Ellen Goodman, the syndicated columnist at the Boston Globe is an enthusiastic leader of the band when it comes to promoting the culture of death.
On September 15th she opined on the research coming out of England about the mental activity of people in an unconscious or semi-conscious state. Here's the link to Goodman's column, available through Wesley J. Smith's weblog, followed by direct excerpts from her column:
Playing Vegetative Mind Games by Ellen Goodman (complete link via Wesley J. Smith)
In Britain, researchers have reported that a totally unresponsive 23-year-old woman showed signs of awareness on a brain-imaging test. When asked to imagine playing tennis, her brain lit up the same neural pathways as a healthy brain. When asked to imagine walking through her house, the MRI revealed changes in specific brain regions that mimicked healthy people.
The exuberant lead researcher, Adrian Owen, said the results ``confirmed beyond any doubt that she was consciously aware of herself and her surroundings." A colleague even raised the possibility that some vegetative patients have ``a rich and complex internal life." Tennis in her head.
What are we to make of this? An editorial in Science magazine, which published the research, was quick to warn that this case is nothing like that of Terri Schiavo. The British woman has something Terri did not have: a cortex. She suffered an injury, not a lack of oxygen. She was in her unresponsive condition for five months, not 15 years. She was not in a persistent vegetative state....
But what about the rest of us ? What about those of us who believed all along that Terri was, ironically, one of the easy cases. Surely, as one bioethicist said, this research creates another shade of gray in the understanding of gray matter. And in decisions that revolve around life and death.
We don't know if similar patients will show the same level of awareness. ...
But we do not know whether the researchers who suggest that vegetative patients may be aware of themselves and their surroundings have given us a hopeful story line or a horror story.

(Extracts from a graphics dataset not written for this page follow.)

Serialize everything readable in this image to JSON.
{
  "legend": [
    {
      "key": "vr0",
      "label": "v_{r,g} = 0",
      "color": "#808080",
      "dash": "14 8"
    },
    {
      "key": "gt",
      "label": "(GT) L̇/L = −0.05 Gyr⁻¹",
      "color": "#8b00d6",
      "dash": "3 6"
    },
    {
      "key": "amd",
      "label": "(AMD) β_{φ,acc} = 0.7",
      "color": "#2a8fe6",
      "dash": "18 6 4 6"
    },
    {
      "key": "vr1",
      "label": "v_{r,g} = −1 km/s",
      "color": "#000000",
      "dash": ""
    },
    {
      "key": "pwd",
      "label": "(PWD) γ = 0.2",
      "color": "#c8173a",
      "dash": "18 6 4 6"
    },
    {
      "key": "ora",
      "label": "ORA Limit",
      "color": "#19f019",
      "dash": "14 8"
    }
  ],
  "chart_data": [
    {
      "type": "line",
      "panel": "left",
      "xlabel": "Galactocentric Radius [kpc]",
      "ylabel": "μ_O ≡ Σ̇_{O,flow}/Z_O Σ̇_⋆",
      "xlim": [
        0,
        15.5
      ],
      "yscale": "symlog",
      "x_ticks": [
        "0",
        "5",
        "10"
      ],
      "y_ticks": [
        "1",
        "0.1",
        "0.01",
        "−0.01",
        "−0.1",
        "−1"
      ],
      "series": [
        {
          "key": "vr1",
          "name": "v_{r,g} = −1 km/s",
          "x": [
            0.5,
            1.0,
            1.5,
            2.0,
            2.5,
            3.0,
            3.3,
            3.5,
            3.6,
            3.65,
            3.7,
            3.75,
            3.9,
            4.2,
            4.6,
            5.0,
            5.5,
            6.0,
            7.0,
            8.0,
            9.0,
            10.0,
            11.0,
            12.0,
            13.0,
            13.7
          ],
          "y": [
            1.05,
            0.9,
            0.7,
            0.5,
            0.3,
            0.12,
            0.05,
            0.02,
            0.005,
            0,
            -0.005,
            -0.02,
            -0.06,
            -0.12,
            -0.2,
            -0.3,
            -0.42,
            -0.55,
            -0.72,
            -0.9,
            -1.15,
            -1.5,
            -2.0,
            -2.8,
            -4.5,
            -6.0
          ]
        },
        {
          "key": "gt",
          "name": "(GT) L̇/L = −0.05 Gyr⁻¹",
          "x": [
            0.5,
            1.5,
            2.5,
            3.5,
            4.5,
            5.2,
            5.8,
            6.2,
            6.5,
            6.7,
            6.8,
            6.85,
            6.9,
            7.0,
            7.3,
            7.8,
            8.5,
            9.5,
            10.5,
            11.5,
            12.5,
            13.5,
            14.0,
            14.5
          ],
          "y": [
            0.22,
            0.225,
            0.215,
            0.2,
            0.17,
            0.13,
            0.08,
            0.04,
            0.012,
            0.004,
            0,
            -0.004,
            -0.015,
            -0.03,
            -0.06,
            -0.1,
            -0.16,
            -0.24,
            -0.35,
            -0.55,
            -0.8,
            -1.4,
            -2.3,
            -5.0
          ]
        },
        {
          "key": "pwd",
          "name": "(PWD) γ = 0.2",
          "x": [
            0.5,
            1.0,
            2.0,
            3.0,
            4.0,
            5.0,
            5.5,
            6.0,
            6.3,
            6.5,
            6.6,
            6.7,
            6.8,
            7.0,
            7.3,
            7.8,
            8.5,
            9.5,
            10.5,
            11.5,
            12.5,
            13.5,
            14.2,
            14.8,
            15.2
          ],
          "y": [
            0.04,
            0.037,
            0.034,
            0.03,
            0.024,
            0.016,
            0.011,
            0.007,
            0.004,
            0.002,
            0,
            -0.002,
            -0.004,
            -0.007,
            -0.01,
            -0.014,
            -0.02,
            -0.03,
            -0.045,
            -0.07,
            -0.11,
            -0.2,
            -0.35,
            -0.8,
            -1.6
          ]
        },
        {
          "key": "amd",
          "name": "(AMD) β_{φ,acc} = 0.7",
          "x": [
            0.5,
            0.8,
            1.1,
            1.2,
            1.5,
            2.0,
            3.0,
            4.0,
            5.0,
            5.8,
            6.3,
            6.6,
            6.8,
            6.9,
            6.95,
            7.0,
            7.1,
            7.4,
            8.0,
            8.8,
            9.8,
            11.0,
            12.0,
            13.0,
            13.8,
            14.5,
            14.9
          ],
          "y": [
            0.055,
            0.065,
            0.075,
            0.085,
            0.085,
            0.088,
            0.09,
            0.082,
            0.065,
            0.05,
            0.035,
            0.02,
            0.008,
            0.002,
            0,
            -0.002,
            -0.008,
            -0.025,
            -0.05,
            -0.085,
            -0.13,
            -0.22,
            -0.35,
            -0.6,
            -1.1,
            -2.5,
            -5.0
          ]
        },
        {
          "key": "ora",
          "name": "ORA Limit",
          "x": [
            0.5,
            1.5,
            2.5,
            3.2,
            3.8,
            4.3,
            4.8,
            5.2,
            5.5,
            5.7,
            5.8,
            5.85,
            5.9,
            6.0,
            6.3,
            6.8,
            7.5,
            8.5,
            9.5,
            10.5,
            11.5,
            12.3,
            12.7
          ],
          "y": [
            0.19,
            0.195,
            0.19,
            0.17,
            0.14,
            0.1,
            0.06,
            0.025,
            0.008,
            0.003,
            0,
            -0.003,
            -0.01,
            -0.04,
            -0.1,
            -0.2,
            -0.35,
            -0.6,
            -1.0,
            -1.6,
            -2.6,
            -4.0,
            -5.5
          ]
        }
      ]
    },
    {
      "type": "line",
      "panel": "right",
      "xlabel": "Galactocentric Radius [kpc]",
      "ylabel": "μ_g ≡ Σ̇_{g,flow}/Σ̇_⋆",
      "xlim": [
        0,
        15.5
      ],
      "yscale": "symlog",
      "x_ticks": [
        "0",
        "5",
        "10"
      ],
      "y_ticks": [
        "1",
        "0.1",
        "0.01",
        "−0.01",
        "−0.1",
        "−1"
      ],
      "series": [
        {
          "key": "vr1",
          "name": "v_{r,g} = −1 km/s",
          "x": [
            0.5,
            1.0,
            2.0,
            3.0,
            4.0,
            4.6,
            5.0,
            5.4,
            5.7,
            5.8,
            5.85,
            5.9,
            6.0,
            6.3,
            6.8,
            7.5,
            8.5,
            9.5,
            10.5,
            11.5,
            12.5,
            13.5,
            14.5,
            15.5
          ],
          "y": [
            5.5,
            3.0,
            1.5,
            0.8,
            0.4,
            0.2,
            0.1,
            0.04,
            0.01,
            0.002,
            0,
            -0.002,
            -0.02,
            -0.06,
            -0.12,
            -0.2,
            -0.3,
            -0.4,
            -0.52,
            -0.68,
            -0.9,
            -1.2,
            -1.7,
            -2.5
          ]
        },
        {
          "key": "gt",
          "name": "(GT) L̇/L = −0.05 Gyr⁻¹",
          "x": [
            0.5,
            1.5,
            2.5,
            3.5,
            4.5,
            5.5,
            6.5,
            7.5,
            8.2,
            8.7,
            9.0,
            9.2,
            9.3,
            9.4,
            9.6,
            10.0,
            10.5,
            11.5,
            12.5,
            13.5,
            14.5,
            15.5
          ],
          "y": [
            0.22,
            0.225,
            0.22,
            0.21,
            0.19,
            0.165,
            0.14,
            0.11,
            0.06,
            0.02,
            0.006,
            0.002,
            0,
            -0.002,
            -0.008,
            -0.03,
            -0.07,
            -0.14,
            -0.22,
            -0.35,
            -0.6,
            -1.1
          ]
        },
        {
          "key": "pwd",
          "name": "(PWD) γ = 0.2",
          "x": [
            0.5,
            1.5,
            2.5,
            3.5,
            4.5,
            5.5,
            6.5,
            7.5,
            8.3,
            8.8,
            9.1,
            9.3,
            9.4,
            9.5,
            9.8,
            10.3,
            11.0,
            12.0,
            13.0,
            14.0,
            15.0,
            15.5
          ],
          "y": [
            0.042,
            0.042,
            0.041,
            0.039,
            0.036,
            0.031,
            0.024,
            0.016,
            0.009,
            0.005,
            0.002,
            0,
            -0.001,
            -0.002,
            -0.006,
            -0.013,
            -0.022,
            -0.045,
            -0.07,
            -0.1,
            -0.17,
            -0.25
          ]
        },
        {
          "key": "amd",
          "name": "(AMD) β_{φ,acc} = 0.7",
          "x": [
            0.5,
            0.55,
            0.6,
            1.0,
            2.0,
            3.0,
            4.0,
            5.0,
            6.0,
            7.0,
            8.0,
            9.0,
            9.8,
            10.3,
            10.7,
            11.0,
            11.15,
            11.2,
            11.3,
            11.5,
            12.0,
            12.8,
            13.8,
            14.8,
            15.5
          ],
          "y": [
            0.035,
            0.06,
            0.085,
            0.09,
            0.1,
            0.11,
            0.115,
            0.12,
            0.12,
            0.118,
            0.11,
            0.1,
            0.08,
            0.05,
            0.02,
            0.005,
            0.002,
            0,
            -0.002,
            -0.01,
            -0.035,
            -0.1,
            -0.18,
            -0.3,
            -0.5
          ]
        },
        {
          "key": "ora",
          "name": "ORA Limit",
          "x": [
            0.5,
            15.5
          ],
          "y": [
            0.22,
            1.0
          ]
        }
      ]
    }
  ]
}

Attorney and bioethicist Wesley Smith wrote about this on his weblog.
Goodman is an archetype of a species of relativists who are ever wringing their hands about hard choices that lead to death and burbling on about how guidelines will protect vulnerable people from abuse, but somehow never manage to say no. I recall seeing an article of hers written in the late 80s, claiming that IVF doctors would never create excess embryos, we would never treat nascent human life as if they were no more valuable than salmon eggs, and urging that the technology go forward with society putting the IVF practitioners on notice that there are lines we will not permit to be crossed. (I wrote in more detail about this column in Consumer's Guide to a Brave New World.)
Of course, no lines were ever drawn, IVF doctors did create hundreds of thousands of excess embryos, and now Goodman leads the pack supporting their use as a mere natural resource to be exploited and used as so many crops in research.
I e-mailed her about her old column, noting that she had once said she would say no, but hadn't managed to do so yet. She responded politely that her "lines have changed." Of course they did because they were never real. Her old soothing words were never about creating real ethical boundaries, just offering a wary public false assurances.
Terri Schiavo's brother Bobby Schindler is quoted extensively about the Goodman article here: Terri Schiavo's Brother Says Ellen Goodman Op-Ed Misguided, Inaccurate The link contains the full letter he wrote to the Boston Globe. Here is an excerpt:
What is so profoundly frightening about what you wrote is the effort to use this scientifically inaccurate persistent vegetative state (PVS) label to indiscriminately decide when it’s permissible to kill those that are disabled. As you pointed out in your column, there are tens of thousands of people that have experienced a brain injury. The idea that certain lives have somehow lost their meaning because they exist in this so-called PVS, which according to you, is some type of "horrifying" state of consciousnesses or lack thereof (not quite sure how you or anyone would have knowledge of this) is equally alarming. It is this form of lethal bigotry that my family battled in our efforts to get help for my sister.
When my father was hospitalized in 1980, he was asked whether he wanted to recieve "exceptional care." Neither he nor my mother asked what that meant, but he knew he was terminally ill with cancer, and said, "No." So my father was starved and dehydrated to death. He and my mother did not know that the hospital considered IV fluids and simple meals "exceptional care." My father was killed in the same way that Terri Schiavo was killed. I have worked as a hospital chaplain and I know that most families don't know what they are signing up for when they sign for minimal care. The typical "living will" offered by hospitals is deeply problematic. My husband and I have alternative living wills. I urge adults to rewrite the living will text to give specific guidelines about end-of-life care, and I am willing to send copies of our instructions to any who are interested. I had major surgery in the spring of 2005 and went over the statement with my surgeon beforehand. He was quite amazed by my requirements -- but also pleased to have specific guidelines. I believe that most doctors will appreciate this.